Take the recovery period of Thailand under the three disaster scenarios as an example (Fig. 8). When only the Japan earthquake occurred (Scenario 1), Thailand’s GDP would have been restored by March 2015 with a recovery period of 46 months. When only the Thailand Flood occurred (Scenario 2), Thailand’s GDP would have been restored by May 2017 with a recovery period of 70 months. However, when the actual disaster cluster occurred (Scenario 3), Thailand’s recovery period was extended to January 2018, with a recovery period of 83 months, 13 months longer than that of Scenario 2, and 37 months longer than that of Scenario 1. In addition, the losses Thailand suffered were 1.43 times those of Scenario 2, and 78 times those of Scenario 1. These additional losses are more likely to be transmitted to countries/regions with close trade ties to Thailand, further expanding the difference between the cumulative loss and the summation loss. Furthermore, during the extended recovery period, seven new catastrophes with DELs of more than USD one billion occurred globally. Therefore, Thailand’s economic system may suffer more EREs, and may form a new disaster cluster with these new catastrophes to cause greater loss in the global industrial chain.

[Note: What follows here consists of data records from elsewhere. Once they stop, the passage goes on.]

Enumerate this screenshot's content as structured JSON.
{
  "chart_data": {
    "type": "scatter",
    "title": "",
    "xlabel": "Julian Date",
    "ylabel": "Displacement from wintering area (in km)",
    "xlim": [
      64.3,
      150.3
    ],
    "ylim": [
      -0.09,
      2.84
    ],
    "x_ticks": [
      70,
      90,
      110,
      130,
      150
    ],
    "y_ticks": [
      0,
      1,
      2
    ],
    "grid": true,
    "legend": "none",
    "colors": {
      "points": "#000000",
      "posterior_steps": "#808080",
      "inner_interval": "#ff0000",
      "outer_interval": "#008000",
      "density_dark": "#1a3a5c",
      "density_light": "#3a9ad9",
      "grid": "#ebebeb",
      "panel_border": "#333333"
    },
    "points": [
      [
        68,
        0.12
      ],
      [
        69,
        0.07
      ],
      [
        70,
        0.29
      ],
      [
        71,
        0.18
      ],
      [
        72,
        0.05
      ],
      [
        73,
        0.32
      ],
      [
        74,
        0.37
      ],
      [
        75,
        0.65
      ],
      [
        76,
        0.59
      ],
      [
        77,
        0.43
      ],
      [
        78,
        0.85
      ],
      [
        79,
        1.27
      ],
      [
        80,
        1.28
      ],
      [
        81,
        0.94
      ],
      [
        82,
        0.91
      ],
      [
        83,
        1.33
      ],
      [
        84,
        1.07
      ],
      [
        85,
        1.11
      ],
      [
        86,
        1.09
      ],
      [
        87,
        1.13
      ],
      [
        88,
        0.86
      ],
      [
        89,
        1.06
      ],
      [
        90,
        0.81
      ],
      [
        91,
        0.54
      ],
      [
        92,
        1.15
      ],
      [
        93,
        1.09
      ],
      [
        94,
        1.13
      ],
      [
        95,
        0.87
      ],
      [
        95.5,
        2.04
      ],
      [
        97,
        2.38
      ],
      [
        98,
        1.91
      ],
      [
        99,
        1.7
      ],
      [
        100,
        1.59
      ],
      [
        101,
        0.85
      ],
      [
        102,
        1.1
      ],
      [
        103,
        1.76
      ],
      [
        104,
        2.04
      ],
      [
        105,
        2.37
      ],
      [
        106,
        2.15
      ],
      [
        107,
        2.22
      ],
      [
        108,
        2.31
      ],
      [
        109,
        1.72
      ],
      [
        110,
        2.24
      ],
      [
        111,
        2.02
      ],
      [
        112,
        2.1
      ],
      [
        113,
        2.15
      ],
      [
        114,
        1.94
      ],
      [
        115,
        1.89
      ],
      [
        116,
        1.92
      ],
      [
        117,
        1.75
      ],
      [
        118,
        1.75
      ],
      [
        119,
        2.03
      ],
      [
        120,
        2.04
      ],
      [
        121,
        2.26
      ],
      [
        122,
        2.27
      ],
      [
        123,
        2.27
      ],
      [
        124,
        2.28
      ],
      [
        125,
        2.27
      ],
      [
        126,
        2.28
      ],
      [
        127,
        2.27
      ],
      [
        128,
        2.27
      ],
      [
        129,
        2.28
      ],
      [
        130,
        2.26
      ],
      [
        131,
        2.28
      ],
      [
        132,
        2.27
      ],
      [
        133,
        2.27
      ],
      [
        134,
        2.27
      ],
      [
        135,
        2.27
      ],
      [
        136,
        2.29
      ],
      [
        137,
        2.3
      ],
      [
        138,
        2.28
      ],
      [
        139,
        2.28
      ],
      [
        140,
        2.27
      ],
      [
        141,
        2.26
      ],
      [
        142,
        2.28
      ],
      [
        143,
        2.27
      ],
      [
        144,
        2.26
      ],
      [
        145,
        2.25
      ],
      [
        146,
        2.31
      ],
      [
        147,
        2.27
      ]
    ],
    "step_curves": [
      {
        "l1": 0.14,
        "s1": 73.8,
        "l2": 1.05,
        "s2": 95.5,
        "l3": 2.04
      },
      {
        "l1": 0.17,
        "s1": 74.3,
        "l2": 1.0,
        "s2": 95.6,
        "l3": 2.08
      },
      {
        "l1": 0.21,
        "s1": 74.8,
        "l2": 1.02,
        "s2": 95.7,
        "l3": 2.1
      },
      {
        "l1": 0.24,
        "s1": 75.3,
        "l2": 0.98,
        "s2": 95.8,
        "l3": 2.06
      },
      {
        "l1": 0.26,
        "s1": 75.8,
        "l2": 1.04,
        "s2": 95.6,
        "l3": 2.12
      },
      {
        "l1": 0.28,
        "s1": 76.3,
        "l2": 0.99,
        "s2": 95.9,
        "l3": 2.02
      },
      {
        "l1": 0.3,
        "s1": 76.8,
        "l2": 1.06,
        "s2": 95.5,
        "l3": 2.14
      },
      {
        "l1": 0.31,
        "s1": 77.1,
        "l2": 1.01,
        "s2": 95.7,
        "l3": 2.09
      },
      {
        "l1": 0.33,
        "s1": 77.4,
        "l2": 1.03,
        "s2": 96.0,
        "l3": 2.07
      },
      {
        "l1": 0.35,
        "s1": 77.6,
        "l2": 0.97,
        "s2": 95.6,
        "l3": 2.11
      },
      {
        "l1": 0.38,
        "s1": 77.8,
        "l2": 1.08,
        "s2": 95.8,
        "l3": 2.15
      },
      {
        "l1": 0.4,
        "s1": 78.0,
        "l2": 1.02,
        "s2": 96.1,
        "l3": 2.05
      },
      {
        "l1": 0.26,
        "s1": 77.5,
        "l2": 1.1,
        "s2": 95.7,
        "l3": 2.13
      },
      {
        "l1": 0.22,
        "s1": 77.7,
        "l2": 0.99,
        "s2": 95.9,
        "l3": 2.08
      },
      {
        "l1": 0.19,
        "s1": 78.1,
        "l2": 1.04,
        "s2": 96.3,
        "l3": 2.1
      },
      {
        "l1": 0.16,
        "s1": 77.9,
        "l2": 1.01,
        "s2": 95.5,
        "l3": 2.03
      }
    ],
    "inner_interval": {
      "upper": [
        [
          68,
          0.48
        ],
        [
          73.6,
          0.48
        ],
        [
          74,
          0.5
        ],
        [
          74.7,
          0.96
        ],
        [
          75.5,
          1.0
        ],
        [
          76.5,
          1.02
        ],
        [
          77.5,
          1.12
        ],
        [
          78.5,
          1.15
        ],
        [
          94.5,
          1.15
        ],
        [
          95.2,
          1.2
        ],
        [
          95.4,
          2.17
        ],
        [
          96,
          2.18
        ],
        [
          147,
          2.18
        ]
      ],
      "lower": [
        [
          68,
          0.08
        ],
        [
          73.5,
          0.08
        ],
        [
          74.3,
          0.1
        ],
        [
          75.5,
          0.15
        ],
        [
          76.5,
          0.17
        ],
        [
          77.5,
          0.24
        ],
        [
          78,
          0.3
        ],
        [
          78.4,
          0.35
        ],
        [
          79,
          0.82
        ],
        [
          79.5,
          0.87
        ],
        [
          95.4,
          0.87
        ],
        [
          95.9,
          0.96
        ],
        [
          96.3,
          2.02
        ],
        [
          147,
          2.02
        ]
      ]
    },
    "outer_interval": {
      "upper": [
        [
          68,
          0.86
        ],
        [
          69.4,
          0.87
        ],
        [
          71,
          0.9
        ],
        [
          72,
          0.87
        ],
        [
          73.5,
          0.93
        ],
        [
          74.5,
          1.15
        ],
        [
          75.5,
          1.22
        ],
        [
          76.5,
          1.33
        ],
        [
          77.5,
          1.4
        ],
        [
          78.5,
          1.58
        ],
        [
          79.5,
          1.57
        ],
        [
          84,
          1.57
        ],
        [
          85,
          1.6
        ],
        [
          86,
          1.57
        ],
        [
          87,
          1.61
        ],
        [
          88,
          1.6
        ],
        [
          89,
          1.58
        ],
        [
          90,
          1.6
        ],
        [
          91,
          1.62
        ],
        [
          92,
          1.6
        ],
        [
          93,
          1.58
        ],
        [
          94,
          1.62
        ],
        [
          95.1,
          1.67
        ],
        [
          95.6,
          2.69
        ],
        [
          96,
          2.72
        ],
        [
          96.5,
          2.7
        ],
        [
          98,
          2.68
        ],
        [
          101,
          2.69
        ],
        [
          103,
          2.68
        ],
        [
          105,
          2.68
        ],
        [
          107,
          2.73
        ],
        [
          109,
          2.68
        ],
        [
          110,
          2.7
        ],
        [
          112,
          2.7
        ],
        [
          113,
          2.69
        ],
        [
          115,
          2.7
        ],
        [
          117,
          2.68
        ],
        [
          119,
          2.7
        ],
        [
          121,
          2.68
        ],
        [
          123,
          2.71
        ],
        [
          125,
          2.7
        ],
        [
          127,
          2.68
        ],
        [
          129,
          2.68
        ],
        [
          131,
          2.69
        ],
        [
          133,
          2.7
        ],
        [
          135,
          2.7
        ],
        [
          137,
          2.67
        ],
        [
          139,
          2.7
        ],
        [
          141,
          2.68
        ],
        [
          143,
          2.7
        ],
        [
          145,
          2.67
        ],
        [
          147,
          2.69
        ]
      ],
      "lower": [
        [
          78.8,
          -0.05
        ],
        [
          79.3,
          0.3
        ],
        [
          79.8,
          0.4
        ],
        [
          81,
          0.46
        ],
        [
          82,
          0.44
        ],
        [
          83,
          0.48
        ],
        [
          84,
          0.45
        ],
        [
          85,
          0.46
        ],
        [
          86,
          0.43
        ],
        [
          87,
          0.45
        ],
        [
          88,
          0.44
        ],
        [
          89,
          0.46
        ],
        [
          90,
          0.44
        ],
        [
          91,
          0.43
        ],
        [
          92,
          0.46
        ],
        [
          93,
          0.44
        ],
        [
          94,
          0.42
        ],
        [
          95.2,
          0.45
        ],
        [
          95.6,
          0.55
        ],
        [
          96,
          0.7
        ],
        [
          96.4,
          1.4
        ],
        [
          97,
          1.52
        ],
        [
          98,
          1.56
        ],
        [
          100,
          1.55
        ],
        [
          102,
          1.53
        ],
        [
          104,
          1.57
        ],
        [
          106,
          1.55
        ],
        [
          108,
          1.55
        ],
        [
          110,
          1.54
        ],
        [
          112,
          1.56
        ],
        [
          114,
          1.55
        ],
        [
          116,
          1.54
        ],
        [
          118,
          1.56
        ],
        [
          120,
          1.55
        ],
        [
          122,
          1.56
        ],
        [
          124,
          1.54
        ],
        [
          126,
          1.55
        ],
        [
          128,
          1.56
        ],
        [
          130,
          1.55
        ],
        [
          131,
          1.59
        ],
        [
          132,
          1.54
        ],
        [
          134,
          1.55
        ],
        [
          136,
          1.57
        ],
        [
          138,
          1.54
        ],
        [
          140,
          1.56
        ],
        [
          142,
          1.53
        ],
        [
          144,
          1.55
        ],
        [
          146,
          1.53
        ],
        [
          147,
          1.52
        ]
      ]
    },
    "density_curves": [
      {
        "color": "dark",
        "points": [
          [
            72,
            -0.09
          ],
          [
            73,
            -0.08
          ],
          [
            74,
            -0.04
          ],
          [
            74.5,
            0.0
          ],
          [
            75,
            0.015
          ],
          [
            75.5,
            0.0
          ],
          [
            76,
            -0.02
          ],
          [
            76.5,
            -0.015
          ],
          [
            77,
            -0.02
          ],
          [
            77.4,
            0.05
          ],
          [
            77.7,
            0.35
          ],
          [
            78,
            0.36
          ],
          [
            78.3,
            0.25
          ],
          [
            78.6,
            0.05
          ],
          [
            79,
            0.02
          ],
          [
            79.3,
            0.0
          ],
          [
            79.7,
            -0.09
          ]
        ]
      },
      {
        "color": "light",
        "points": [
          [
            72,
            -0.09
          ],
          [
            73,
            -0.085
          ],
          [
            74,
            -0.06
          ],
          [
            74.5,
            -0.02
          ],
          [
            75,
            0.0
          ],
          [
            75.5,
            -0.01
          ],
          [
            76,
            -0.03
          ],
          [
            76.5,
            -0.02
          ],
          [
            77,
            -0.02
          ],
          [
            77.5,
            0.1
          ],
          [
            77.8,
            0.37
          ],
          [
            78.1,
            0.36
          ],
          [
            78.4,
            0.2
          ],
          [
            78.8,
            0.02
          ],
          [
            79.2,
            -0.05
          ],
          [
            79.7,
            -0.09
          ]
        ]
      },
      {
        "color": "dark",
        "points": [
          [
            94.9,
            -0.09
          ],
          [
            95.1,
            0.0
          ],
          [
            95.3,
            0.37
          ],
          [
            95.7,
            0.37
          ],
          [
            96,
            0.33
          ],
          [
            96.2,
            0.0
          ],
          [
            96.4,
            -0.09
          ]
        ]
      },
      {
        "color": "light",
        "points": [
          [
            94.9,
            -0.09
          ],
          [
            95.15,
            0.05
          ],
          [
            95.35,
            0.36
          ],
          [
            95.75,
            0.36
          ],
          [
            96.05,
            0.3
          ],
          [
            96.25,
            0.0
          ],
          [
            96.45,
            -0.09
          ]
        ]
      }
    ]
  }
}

Therefore, with the increasing frequency of disaster clusters in the future, countries/regions should pay attention to the trade distance and the strength of trade ties with the countries where a catastrophic disaster has occurred, especially with those where the second catastrophe has occurred. If a country has a short trade distance and strong trade ties with the disaster-affected country, it should focus on preventing the cumulative EREs caused by a disaster cluster, and reduce the possible economic impact through enforcing targeted government regulations and market adjustment measures.